In the given circuit, the AC source has $\mathrm{\omega }=100\mathrm{rad}/\mathrm{s}$. Considering the inductor and capacitor to be ideal, the correct choice(s) is (are)

${\mathrm{X}}_{\mathrm{C}}=\frac{1}{\mathrm{\omega C}}=\frac{1}{100\times \left(100\times {10}^{-6}\right)}=100 \mathrm{\Omega }$

${\mathrm{X}}_{\mathrm{L}}=\mathrm{\omega L}=100\times 0.5=50 \mathrm{\Omega }$

For the upper branch, ${\mathrm{I}}_{\text{upper }}=\frac{\mathrm{V}}{\sqrt{{{\mathrm{X}}_{\mathrm{C}}}^2+{{\mathrm{R}}_1}^2}}=\frac{20}{\sqrt{{100}^2+{100}^2}}=\frac{1}{5\sqrt{2}} \mathrm{A}$.

Current in the upper branch leads voltage by  ${\mathrm{\varphi }}_1={\tan }^{-1}\left(\frac{{\mathrm{X}}_{\mathrm{C}}}{{\mathrm{R}}_1}\right)={\tan }^{-1}\left(\frac{100}{100}\right)=\frac{\mathrm{\pi }}{4}$.

For the lower branch, ${\mathrm{I}}_{\text{lower }}=\frac{\mathrm{V}}{\sqrt{{{\mathrm{X}}_{\mathrm{L}}}^2+{{\mathrm{R}}_2}^2}}=\frac{20}{\sqrt{{50}^2+{50}^2}}=\frac{2}{5\sqrt{2}} \mathrm{A}$.

Current in the lower branch lags voltage by  ${\mathrm{\varphi }}_2={\tan }^{-1}\left(\frac{{\mathrm{X}}_{\mathrm{L}}}{{\mathrm{R}}_2}\right)={\tan }^{-1}\left(\frac{50}{50}\right)=\frac{\mathrm{\pi }}{4}$.

As the angle between the currents in upper and lower branches is  $\mathrm{\varphi }={\mathrm{\varphi }}_1+{\mathrm{\varphi }}_2=\frac{\mathrm{\pi }}{2}$, 

total current  $\mathrm{I}=\sqrt{{{\mathrm{I}}_{\text{upper}}}^2+{{\mathrm{I}}_{\text{lower}}}^2}=\sqrt{{\left(\frac{1}{5\sqrt{2}}\right)}^2+{\left(\frac{2}{5\sqrt{2}}\right)}^2}=\frac{1}{\sqrt{10}}\approx 0.3 \mathrm{A}$.

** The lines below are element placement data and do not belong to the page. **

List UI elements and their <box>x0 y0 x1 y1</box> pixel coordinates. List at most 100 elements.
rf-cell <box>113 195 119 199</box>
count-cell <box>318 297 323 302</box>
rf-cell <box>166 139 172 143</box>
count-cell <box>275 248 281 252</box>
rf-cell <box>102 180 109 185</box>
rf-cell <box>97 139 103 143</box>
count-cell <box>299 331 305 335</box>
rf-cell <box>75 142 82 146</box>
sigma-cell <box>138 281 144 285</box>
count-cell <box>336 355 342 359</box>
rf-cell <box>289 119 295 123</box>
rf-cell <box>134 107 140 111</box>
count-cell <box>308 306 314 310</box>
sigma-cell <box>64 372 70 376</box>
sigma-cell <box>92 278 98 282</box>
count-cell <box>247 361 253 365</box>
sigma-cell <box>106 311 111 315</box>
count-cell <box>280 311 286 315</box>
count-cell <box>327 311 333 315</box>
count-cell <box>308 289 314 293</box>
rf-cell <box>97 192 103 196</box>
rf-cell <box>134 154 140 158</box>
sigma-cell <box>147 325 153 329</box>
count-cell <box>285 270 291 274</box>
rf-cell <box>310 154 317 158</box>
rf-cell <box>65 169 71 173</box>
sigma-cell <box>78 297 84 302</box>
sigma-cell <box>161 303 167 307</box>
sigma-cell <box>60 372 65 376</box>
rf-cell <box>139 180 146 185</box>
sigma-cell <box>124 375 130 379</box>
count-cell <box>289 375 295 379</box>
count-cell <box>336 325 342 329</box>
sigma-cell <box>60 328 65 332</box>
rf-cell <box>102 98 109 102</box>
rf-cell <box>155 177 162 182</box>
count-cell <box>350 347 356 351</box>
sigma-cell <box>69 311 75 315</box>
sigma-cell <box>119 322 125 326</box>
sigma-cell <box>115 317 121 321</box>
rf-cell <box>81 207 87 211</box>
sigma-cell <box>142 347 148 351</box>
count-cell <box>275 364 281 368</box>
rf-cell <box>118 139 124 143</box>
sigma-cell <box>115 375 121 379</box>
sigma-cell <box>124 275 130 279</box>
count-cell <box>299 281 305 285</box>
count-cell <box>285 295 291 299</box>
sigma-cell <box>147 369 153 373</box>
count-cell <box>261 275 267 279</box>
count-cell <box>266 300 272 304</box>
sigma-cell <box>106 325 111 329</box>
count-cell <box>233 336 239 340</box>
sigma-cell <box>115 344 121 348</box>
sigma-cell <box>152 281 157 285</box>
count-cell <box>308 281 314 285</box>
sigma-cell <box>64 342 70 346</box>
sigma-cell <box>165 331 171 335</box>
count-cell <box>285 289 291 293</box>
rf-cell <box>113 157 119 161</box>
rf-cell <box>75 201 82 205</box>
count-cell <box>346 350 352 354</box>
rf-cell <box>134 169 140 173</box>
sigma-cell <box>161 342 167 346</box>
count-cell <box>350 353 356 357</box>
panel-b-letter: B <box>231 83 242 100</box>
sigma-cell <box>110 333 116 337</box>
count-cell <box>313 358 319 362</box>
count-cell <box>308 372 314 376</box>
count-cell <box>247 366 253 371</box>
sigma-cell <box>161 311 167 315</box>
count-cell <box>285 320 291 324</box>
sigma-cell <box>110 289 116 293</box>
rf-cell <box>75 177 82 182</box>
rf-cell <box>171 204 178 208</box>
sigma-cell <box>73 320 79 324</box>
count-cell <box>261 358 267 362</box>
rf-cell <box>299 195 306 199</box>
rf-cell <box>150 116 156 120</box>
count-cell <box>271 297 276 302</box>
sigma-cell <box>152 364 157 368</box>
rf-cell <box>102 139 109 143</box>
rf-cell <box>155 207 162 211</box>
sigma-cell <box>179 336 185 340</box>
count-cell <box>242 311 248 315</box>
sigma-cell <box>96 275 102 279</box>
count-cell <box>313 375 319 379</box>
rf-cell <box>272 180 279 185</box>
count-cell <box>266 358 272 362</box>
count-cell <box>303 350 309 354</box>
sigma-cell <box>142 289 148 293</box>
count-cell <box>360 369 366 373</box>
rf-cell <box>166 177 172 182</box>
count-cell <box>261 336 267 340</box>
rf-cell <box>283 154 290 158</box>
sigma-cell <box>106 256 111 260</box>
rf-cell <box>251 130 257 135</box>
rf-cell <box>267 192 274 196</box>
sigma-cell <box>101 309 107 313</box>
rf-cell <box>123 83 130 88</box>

Voltage across 100 Ω resistor, ${\mathrm{V}}_1={\mathrm{I}}_{\text{upper}}{\mathrm{R}}_1=\frac{1}{5\sqrt{2}}\times 100=10\sqrt{2} \mathrm{V}$.

Voltage across 50 Ω resistor, ${\mathrm{V}}_2={\mathrm{I}}_{\text{lower}}{\mathrm{R}}_2=\frac{2}{5\sqrt{2}}\times 50=10\sqrt{2} \mathrm{V}$.